Dieci piccoli indiani

Dieci piccoli indiani

A Nigger Island ci sono in tutto dieci persone: il giudice in pensione Wargrave; la giovane Vera Claythorne, selezionata per un posto da segretaria proprio quando aveva perso ogni speranza di trovare lavoro; il capitano Lombard, avventuriero incline al vivere al limite della legge e abile nello sfruttarne le scappatoie; la signorina Emily Brent, sessantacinquenne timorata di Dio e più rigida di una panca di legno; il vecchio generale MacArthur, eroe di guerra al tramonto della propria lunga e ardimentosa vita; il dottor Armstrong, medico competente sempre pronto a prodigarsi per i suoi pazienti; Tony Marston, viveur amante della velocità e delle belle donne; i coniugi Rogers, domestici della casa e infine il signor Blore, detective privato incaricato, non si sa da chi, di sorvegliare tutti gli altri. L’atmosfera è rilassata, la casa è confortevole e incastonata in un posto incantevole come Nigger Island, isola al centro di speculazioni cronachistiche circa il suo reale proprietario, ulteriore motivo per aver convinto gli ospiti ad accettare il misterioso ma giocoso invito. Mancano ancora i padroni di casa, i signori Owen, i quali hanno già detto alla servitù che ritarderanno qualche giorno. La notizia non turba la serenità degli ospiti, intenti a vagare per la casa e a visitare le proprie stanze. In ognuna di esse è affissa una filastrocca infantile sulla morte di dieci piccoli negretti mentre sulla tavola apparecchiata dieci piccole statuette richiamano proprio quella macabra e disincantata storiella…
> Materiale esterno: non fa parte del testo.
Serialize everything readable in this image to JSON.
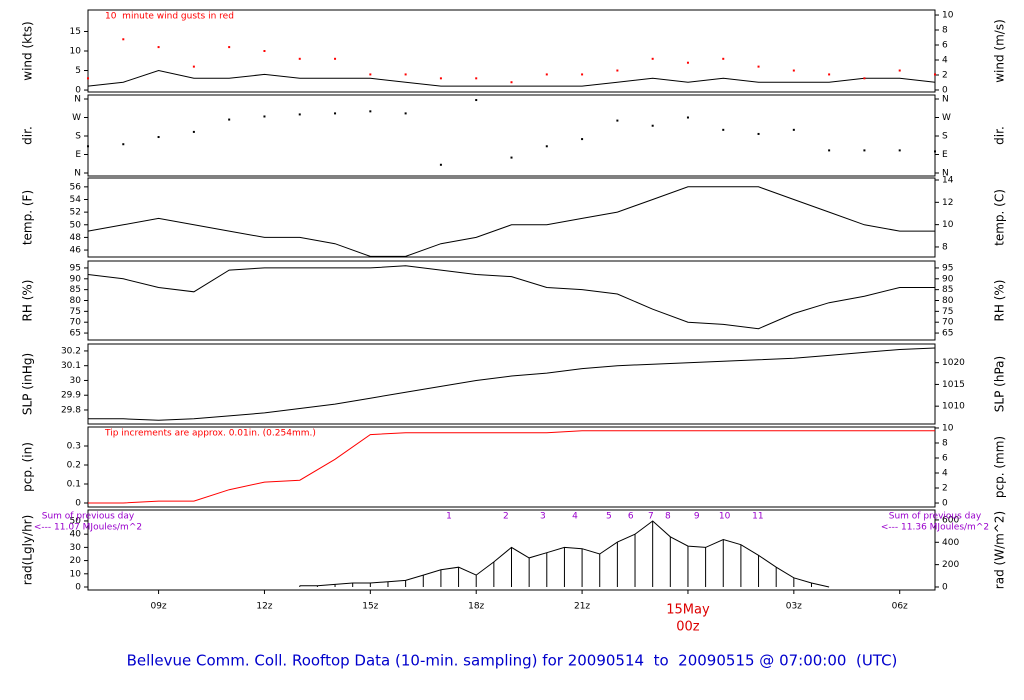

Dieci piccoli indiani, con 110 (non piccoli) milioni di copie vendute, è senz’altro il giallo più venduto della storia nonché uno dei più famosi e più riusciti libri della regina del mystery made in UK, Dame Agatha Christie. Basterebbe questo per solleticare la curiosità del lettore il quale tuttavia non può non rimanere stregato da questo gioiellino di tensione, ambientato in una moderna casa arroccata su un’isola tidale impossibile da raggiungere col maltempo. Dieci persone che non si conoscono – otto invitati dal misterioso U.N. Owen e due domestici – iniziano a morire seguendo una filastrocca infantile dopo essere stati accusati di turpi nefandezze da una fredda voce registrata su disco. Basta questo alla regina del giallo per tenere incollati al libro lettori di tutte le età e appassionare registi d’ogni tempo, desiderosi di trasporre sullo schermo questa (una su tutte, quella di Renè Clair del 1945) o la loro personale versione/visione del romanzo – basti pensare a Identità di James Mangold o ai parodistici Invito a cena con delitto di Robert Moore e Tutti defunti tranne i morti di Pupi Avati. In questo classico senza tempo, claustrofobico sino all’insostenibile, l’autrice mette a nudo le miserie umane troppo spesso nascoste da titoli, onorificenze, pose e omissioni, rendendo tutti i protagonisti ugualmente potenziali killer e potenziali vittime, disorientando e confondendo le acque fino a un finale sorprendente e inaspettato, come imposto dai rigidi dettami del giallo classico. Per non rischiare di svelare nulla mi limito a dire che è meglio non accettare inviti dagli sconosciuti. Ma forse questo l’avevate già capito.